When content has many line breaks it is often too big and causes the token limit message.

I'm seeing this a lot,

Error: This model's maximum context length is 8193 tokens, however you requested 10996 tokens (9972 in your prompt; 1024 for the completion). Please reduce your prompt; or completion length.

Is that what you're talking about?

I can ask the same question and one time it works perfectly, the next time I see this error. Is that what you're seeing too. This is using SharePoint as the source for the index, if I have the same documents in a folder and process them the same doesn't occur. Seems to me that the documents need to be broken down rather than just indexing whole PDF's.

PfisterAn commented 1 year ago

Having the same challenge; was looking into the concept of skillsets in the searchservice, where a splittext skill could help. But essentially the content may get garbled; not sure if there is a good way to address it. Perhaps also the app may be able to create chunks and feed the info separatly.

10k tokens would not be a big deal, it may be a good idea to change to a model which can deal with more tokens (up to 32k should be possible with gpt-4-32k). In addition I was thinking of training the model with the additional content (if that would even be feasible or possible), but with that approach the ability to reference to the sources would disappear.

rene-haskia commented 1 year ago

I just wanted to share that gpt-4-32k returns better results - and using skillsets to create page keywords for the semantic configuration helped a bit. However, I have the feeling that this solution does not match the results which come from files in Blob Storage - now that you can create embeddings on the fly, too. Also, different languages are not working well.

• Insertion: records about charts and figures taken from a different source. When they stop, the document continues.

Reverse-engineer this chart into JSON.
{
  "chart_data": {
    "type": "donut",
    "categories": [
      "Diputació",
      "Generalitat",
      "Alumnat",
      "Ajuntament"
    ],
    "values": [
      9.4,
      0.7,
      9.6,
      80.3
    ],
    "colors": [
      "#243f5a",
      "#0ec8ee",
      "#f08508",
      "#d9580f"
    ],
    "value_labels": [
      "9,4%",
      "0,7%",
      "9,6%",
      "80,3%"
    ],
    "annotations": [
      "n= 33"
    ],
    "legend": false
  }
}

Maybe the approach on this page does the trick, when you combine it with a SharePoint Indexer: https://github.com/Azure/cognitive-search-vector-pr/blob/main/demo-python/code/azure-search-vector-ingestion-python-sample.ipynb

github-actions[bot] commented 9 months ago

This issue is stale because it has been open 60 days with no activity. Remove stale label or comment or this issue will be closed.